Coincidentally, she called me Thursday morning around the same time; sensing the true purpose of her call, I immediately informed her that I was not making omelets but then I thought that there might be some blessings in feeding a pregnant woman and her daughter, so I told her to come over.  She arrived with another friend of ours and again I made coffee and an omelet.  Of course we followed that with cherries. 

This morning she dashed to Produce Junction to get ingredients to make her own omelet, she's sauteing the vegetables as we speak.

Tuesday, July 6, 2010

Inspiration



Today was so hot that I could hardly breathe.  I am so thankful for central air but every time I stepped out of the house I was slapped in the face by heat.  My son wanted to go to Coldstone when I picked him up from camp, but I suggested that we buy ice cream and make sundaes at home.  
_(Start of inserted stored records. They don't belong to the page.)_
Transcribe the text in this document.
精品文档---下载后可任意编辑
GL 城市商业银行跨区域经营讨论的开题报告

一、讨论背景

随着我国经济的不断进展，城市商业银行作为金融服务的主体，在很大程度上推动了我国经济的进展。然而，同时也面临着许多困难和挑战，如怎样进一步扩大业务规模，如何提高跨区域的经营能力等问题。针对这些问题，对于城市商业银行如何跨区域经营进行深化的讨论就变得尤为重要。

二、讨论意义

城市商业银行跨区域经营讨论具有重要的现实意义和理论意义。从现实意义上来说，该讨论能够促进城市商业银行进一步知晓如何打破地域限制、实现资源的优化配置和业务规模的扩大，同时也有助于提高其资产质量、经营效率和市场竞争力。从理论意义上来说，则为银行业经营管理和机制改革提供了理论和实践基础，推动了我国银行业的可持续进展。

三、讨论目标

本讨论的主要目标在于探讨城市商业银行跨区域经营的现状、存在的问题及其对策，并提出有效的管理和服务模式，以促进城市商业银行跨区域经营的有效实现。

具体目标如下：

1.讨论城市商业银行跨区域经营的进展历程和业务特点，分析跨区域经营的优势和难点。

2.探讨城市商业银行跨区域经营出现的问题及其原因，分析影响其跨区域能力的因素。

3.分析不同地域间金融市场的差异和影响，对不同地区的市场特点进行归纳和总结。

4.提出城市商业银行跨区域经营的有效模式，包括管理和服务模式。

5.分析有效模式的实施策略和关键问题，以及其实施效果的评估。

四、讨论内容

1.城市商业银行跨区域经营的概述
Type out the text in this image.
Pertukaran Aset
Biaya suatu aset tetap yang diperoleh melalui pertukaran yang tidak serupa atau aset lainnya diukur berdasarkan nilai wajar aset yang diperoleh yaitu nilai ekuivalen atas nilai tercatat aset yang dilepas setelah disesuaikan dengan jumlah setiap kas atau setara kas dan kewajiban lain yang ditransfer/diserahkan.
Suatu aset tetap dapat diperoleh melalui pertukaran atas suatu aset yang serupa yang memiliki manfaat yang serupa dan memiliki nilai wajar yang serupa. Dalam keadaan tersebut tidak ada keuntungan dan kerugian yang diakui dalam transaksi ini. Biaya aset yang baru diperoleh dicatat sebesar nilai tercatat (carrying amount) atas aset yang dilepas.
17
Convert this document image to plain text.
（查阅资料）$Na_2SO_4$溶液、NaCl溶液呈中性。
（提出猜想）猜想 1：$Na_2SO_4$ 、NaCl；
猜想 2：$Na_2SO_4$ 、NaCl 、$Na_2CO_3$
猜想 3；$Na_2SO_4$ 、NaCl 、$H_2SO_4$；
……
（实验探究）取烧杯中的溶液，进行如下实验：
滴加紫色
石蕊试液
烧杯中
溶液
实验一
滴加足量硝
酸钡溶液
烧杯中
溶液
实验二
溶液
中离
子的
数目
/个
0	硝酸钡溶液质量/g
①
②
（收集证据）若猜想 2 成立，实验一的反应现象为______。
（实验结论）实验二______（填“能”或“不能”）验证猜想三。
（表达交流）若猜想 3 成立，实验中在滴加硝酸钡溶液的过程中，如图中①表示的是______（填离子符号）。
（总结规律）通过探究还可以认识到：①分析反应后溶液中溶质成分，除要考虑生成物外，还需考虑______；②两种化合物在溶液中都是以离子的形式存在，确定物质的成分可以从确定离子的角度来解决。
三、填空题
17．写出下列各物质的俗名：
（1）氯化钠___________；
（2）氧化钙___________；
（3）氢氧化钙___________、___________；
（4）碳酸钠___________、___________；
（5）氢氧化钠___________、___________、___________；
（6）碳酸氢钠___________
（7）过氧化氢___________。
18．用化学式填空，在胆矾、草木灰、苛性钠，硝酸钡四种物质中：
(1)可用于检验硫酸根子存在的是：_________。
I absolutely love banana splits. There was a bake-off at one of the cookouts I went to on Saturday, the winner was an 'icecreamless banana split' - it was delicious. Couple that with inspiration from my 'fresh fruit sundae' from Serendipity 3 and voila - a fruit split - butter almond ice cream topped with bananas, peaches, cherries, maple syrup (the real stuff, not the pancake syrup concoction), and whipped cream. 

Speaking of cherries - I think I'm running neck and neck with The Witches of Eastwick...I've eaten at least 6lbs of cherries (grown in Washington state by the Rainier Fruit Company) since Saturday.  It started with a trip to Whole Foods, I decided to take the plunge and get a couple of pounds @ $4.99/lb....I bought a few pounds from Genuardi's Monday @ $1.99/lb, and several more pounds today.  Dark, sweet, firm cherries - just the right topping for a sundae. 

After I indulged in the sundae I thought I'd make a light dinner.  There was a nice shrimp pasta salad at that cookout - instead of mayonnaise, shells, and imitation crabmeat, this salad had shrimp, garlic, tomatoes and spirals tossed with Italian dressing.  Tonight I made a tri-color pasta salad with garlic, red onions, kalamata olives, sundried tomatoes, and roasted peppers; topped that with tonno and grated sharp provolone; with sauteed spinach on the side. 

I think I'll eat a bowl of cherries for dessert. 

Saturday, July 3, 2010

Marrakesh Express

My first exposure to Moroccan food was 2003 or 2004 when I convinced my Arabic teacher to have us over for dinner.  I remember him preparing a chicken dish with yukon gold potatoes and peas, I guess it was similar to salona but was made with Moroccan spices.  The following year when he returned from Marrakesh, he brought me a tea set and spices - black pepper, nutmeg, paprika, cumin, and ginger.  I stored them in airtight ceramic containers and they're still very fresh (much better than McCormick).  That was also one of my earliest exposures to "Arab hospitality," he felt as if he should have made more dishes, but the food was tasty and plentiful.

We tried a couple of Moroccan restaurants in the city but the atmosphere was not to our liking.  Then, during Ramadan 2008, I had the best couscous - with chicken and vegetables, subtle yet bursting with flavor.  That braised chicken and vegetables reminded me of a dish I had in UAE, so I recreated it (all but the homemade couscous) using my Moroccan spices.  Other than that, I've only created stews with what I call a regional (North African) flair.  But, now I'm reinspired to explore Moroccan cuisine.

I noticed a little restaurant on the fringe of University City - Marrakesh Express - a few days ago, a friend told me she had eaten there, saying that the food good but cost a little more than she expected.  Last night my husband wanted to go out for a quick meal, so I suggested Marrakesh Express.

The name as well as the decor conjures a quick, tasty, affordable, ethnic meal.  However the price point would have been more appropriate at a different venue.  The owner clearly has no qualms about how delicious his food is; and it was good but not as plentiful as I expected.  We had couscous (Friday special), ketban (lamb and and rice), salad (very good), and zaalouk (eggplant appetizer).  We finished our meal with a ichmick, a dairy based dessert topped with nuts, seemingly made from yogurt or cream cheese. 

I'm sure we'll go back but in interim I'm totally ready to travel the road to Morocco.